O primeiro dia de aula no Complexo do Alemão
Crianças relatam o que viram e sentiram desde o início da retomada de um dos principais redutos do tráfico no Rio
“Aqui, é um helicóptero, um tanque de guerra, uma casa de um morador que o bandido subiu dando tiro, um caveirão e uma rede de esgoto por onde os bandidos fugiram”, explica Pedro, de 9 anos, mostrando o desenho que acaba de fazer
– Crianças, alguém sabe me dizer o que está acontecendo este mês?
– Os policiais ‘tão’ lá em casa!
A resposta que a professora esperava para a pergunta feita na Escola Municipal Affonso Várzea era ‘Natal’. Nesta terça-feira, primeiro dia de aula após a ocupação do Complexo do Alemão, ela queria lembrar a data antes de começar a distribuir os desenhos do Papai Noel para animar as 20 crianças – cerca de um terço da frequência normal – que foram à aula. Com o grito de J., de 5 anos, que saltou da cadeira levantando os braços certo de que sabia a resposta, o colega R., 6, emendou o papo. “Caraca, eu vi o caveirão! E os helicópteros tudo, você viu? Ele passava assim pertinho, pertinho, tututututu”. J., não menos empolgado, respondeu: “E você viu aquela coisa assim grandona que espirra fogo? Tinha um montão lá na frente da minha casa. É bonitona, né?”
Dos cerca de 1.000 alunos que estudam na escola no pé do Morro do Alemão, apenas 200 saíram de casa. A diretora, Eliane Sampaio, chegou às seis horas da manhã para avaliar se abriria as portas. Decidiu pela volta às aulas. Os alunos foram recebidos por dois carros do Exército apinhados de soldados com farda e boinas vermelhas, tendo ao fundo um cartaz em que se lê “Era uma vez um lugar onde tudo estava ao alcance de nossas mãos”. “À normalidade a gente não volta porque o coração está um pouco estragado”, diz Eliane, lembrando os cinco dias em que o colégio ficou fechado. Em todo o complexo, são 26 escolas e creches municipais. Todas reabriram nesta terça.
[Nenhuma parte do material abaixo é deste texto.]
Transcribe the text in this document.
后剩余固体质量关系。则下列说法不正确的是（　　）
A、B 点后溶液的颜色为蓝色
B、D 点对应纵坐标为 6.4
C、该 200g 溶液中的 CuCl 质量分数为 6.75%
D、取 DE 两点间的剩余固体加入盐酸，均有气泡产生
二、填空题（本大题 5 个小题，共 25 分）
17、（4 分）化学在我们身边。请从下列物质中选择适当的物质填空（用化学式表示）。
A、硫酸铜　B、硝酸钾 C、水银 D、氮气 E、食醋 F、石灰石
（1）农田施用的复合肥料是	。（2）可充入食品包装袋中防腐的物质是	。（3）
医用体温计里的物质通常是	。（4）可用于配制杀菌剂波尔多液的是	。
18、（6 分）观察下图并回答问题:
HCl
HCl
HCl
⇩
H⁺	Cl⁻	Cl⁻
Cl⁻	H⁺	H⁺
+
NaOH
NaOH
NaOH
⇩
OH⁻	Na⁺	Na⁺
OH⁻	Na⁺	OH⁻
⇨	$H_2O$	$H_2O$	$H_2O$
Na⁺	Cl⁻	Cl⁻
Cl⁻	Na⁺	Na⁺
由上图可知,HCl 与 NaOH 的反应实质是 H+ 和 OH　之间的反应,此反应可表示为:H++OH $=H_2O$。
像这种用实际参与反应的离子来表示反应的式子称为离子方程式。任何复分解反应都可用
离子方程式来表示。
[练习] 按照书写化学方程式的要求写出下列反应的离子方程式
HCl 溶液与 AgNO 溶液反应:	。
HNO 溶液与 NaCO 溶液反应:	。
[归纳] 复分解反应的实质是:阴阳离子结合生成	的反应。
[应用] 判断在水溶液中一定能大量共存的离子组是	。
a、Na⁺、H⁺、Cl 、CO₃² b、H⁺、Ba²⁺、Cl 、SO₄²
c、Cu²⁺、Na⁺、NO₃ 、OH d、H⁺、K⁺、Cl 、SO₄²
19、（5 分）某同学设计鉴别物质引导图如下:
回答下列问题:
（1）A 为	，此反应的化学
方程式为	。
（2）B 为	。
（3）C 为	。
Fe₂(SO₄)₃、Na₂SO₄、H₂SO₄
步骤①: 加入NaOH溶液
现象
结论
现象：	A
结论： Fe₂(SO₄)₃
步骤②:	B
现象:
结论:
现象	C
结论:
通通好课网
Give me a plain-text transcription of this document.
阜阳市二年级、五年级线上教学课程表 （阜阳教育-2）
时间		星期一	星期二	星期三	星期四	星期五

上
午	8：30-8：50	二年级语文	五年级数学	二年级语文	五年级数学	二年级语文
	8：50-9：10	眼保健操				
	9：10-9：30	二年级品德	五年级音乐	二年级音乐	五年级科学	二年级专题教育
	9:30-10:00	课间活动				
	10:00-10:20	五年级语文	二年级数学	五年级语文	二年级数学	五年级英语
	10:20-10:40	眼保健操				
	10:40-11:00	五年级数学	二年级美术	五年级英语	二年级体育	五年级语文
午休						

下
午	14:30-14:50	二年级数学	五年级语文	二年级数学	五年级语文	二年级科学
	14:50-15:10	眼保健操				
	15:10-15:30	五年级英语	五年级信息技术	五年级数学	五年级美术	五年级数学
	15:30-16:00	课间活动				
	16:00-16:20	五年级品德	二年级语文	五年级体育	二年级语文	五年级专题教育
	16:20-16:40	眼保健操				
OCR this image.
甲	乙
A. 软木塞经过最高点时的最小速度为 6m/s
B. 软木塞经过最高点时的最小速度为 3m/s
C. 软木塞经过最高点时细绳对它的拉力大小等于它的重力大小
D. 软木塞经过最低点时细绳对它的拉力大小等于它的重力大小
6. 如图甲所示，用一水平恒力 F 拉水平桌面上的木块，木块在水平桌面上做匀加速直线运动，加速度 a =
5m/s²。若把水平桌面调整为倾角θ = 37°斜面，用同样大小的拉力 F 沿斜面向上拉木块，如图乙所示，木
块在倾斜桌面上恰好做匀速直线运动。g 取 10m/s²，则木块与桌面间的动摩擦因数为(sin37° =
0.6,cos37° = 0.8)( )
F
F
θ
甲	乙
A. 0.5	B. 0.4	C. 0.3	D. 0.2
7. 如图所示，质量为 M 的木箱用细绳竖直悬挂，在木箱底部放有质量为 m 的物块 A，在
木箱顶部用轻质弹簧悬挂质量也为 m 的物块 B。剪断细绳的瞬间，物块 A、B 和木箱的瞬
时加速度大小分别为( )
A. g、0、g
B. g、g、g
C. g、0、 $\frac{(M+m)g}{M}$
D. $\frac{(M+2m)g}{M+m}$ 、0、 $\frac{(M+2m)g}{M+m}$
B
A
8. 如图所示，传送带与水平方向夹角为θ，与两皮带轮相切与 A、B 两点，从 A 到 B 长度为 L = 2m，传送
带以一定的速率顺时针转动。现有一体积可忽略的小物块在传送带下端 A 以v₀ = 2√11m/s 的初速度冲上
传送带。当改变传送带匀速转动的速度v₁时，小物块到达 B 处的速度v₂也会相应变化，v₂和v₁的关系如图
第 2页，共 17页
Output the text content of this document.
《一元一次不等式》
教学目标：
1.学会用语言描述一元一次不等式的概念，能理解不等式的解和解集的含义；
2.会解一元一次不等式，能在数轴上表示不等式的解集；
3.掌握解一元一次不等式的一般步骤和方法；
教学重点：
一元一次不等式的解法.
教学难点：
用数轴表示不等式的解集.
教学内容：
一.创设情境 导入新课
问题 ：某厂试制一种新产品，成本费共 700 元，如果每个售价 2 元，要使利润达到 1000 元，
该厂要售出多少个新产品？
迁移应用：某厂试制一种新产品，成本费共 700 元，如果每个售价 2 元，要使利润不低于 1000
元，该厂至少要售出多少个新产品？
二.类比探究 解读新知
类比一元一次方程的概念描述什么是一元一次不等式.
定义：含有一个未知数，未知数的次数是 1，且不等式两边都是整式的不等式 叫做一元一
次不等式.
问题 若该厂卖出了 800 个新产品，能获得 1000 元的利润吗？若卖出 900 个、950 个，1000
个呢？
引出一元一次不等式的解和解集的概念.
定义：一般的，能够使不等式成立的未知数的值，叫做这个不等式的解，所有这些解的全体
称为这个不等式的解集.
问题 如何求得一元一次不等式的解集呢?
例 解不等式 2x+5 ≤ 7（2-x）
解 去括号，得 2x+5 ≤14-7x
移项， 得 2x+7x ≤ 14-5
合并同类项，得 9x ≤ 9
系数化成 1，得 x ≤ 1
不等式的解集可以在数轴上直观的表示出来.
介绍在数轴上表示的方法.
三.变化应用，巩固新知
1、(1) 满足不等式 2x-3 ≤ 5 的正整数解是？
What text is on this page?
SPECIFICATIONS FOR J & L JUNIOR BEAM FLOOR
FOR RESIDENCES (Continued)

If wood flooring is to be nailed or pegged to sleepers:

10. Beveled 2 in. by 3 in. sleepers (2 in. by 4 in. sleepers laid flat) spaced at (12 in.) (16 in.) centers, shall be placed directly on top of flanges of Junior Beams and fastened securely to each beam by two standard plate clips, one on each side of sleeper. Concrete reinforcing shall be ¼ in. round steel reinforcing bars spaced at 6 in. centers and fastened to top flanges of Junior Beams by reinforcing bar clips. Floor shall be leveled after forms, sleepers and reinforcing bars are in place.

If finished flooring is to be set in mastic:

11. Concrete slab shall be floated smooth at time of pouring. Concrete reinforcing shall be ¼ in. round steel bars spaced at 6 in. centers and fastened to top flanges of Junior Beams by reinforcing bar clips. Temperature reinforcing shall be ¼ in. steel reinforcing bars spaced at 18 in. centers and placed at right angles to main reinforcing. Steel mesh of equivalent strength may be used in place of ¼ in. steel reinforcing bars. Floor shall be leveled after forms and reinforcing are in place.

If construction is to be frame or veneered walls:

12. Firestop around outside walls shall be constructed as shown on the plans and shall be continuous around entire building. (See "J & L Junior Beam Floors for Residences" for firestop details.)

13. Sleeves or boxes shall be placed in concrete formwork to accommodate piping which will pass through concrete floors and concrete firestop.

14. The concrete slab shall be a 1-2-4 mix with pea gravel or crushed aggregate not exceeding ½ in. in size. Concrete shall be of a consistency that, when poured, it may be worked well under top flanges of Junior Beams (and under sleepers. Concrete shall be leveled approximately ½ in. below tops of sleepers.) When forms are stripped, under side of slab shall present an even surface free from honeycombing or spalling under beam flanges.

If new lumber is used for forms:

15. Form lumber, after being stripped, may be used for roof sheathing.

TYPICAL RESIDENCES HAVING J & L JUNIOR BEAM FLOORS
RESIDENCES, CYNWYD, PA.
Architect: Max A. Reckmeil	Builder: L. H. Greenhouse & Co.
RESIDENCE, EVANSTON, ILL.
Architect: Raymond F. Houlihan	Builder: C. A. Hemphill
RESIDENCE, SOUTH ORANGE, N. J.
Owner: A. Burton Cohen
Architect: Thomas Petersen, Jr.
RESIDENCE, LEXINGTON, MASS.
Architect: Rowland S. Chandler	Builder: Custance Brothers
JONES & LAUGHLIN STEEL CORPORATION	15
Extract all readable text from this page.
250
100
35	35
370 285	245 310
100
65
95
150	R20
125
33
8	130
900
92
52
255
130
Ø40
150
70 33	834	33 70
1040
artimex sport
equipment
Pela manhã, na sala da terceira série, a turma só queria saber sobre a história do avô de dois alunos da classe, que morreu no domingo. Um deles contou que ele passeava no Alemão, durante a operação, e por ser surdo não ouviu uma ordem dada por um dos traficantes. “Levou um tiro na cabeça e morreu”, disse uma das professoras. À tarde, os 16 alunos (de uma turma de 36) pouco falaram. Para que desabafassem, receberam uma tarefa: fazer um desenho e escrever sobre as expectativas e o sentimento em relação à ocupação do lugar onde vivem. “Aqui, é um helicóptero, um tanque de guerra, uma casa de um morador que o bandido subiu dando tiro, um caveirão e uma rede de esgoto por onde os bandidos fugiram”, explica P., de 9 anos, que completou o trabalho escrevendo: “Fiquei muito abalado com bandidos trocando tiros com a polícia. Era muito triste. Foi um dia de guerra, foi um dia marcante. Eu espero paz no futuro.”
Às 16h, no jardim de infância, as professoras começaram a falar alto para evitar que as crianças ouvissem disparos. Não adiantou. M. largou o giz de cera com que pintava o Papai Noel e gritou ainda mais alto: “Ih, é tiro, tia!”. Na terceira série, foi como se soubessem exatamente como proceder. Os alunos largaram papel e caneta e saíram da sala. “Desde que nasceram estão acostumados com tiro”, diz uma das professoras. Em frente à escola, os soldados do Exército corriam de um lado para o outro. Do alto do morro, três disparos lembraram que os moradores do Alemão ainda estão longe de viver em paz.
“Eles atiram muito”, diz C., de 5 anos, que não reconheceu o barulho, mas lembra de quando estava andando de bicicleta na frente de casa, na última quinta-feira, e a mãe decretou que brincadeiras na rua estavam proibidas por causa dos tiros. Sem luz e sem poder usar o ‘lactoc’, ela só comeu e tentou ir dormir. A irmã chorava muito. “Ela tem medo do tiroteio porque é bebezinha. Eu não tenho, não. Sou grande”.
Na terceira série, a aula acaba com a pergunta:
– Crianças, o que podemos fazer para recuperar ou fazer a paz?
– Criar UPP, vai ficar “muito mais melhor”.
– E vamos ficar de braços cruzados, esperando UPP e policiais? Como vocês podem fazer para ter paz?, pergunta a professora de novo.
– Denunciar ao disque-denúncia!, responde uma criança.